Technologies like Cisco’s Intuitive Network can help agencies leverage security, analytics and intelligent networks for digital transformation. “You can gather all of the different data, at all the different endpoints, across the infrastructure to provide intelligence to make better decisions,” Leininger said. “We have the unique capability of leveraging a technology platform and then building a security and cyber posture on top of that.”
Intent-based networks can also help agencies transform their business models and leverage automation. They enable agencies to meet citizen needs faster and more efficiently. According to Leininger, “the network becomes the platform for digital acceleration,” and is powered by three key forces to meet those needs.
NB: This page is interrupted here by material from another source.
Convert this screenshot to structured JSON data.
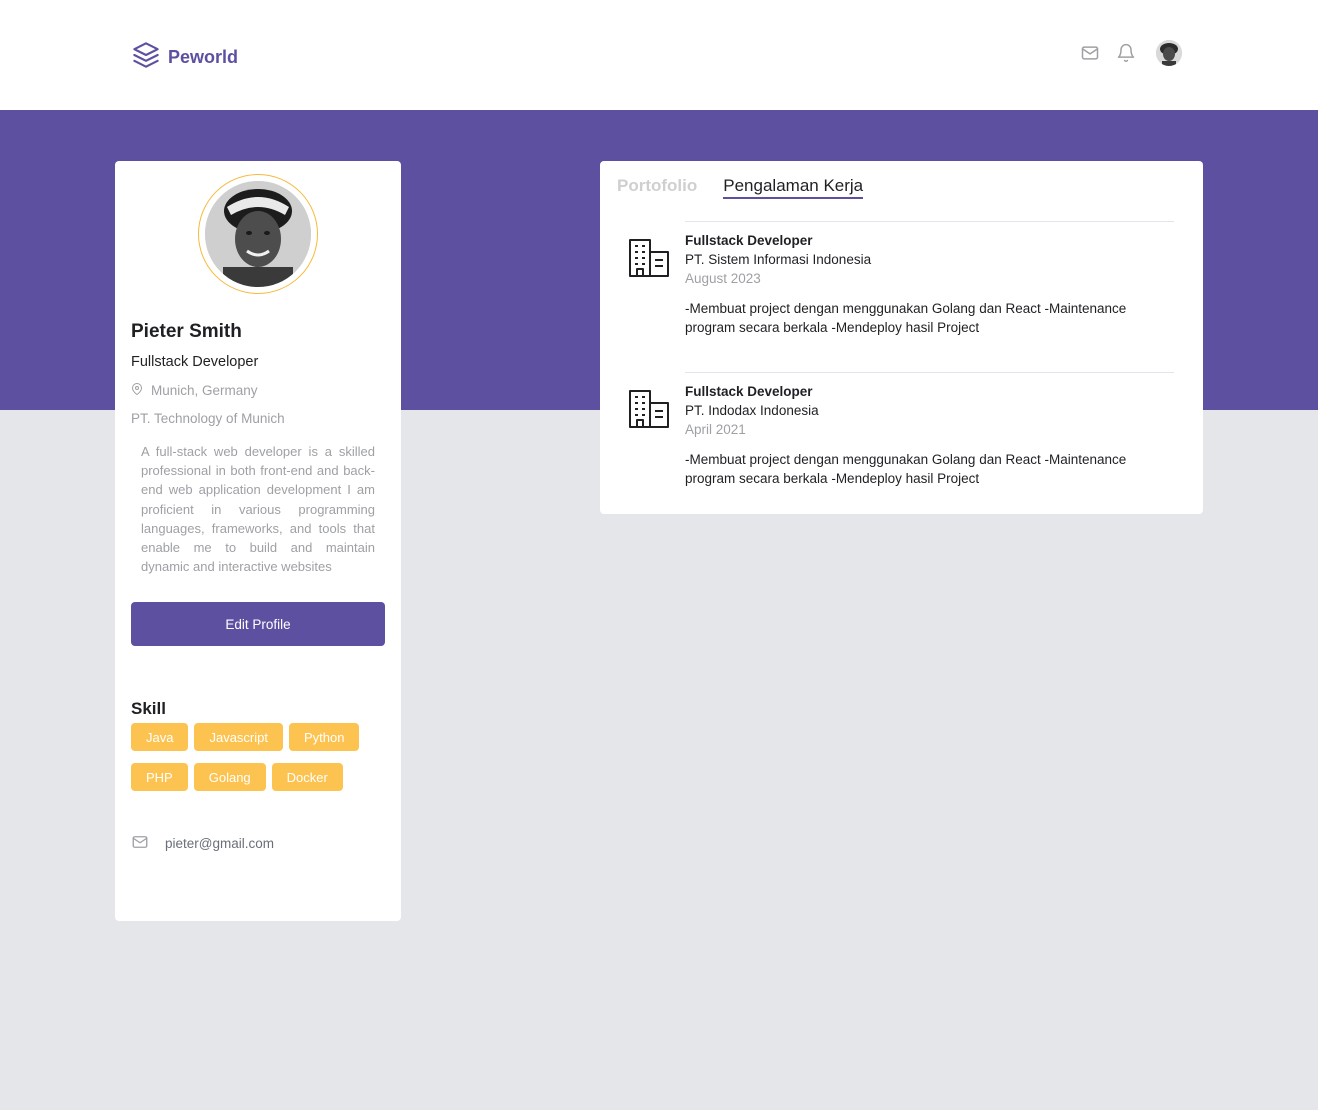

These include intent, context and intuition.
“Intent-based networking allows IT to move from tedious, traditional processes to automation,” Leininger said. “This makes it possible to manage millions of devices in minutes, which addresses the skills gap piece.”
Second is context. “Providing context by interpreting data enables the network to provide new insights,” Leininger said. “The context of that data surrounds the who, what, when, where and how.”
Lastly is intuition. “With machine learning built into your platform, it allows you to use data to provide actionable and predictive insights based on intuition,” Leininger said. “This helps you lean forward with regards to innovating.”
In addition to intent-based networks, government can overcome skills gaps in their workforce by outsourcing some services, including:
- Advisory to improve design and validation of your networks.
- Implementation tools to help migrate and deploy network resources.
- Optimization approaches to simplify, reduce OpEx, and speed transitions.
- Letting services partners do the heavy lifting of managing IT.
- Offload technical support for business continuity, efficiency and security.
- Team training to drive more successful outcomes.
Government will continue to rely on people, processes and technologies to drive the new era of government. But taking digital transformation to the next level will require innovative networks that can help improve decision-making and enable government’s IT workforce to better address not only the needs of federal employees but also those of the citizens they serve.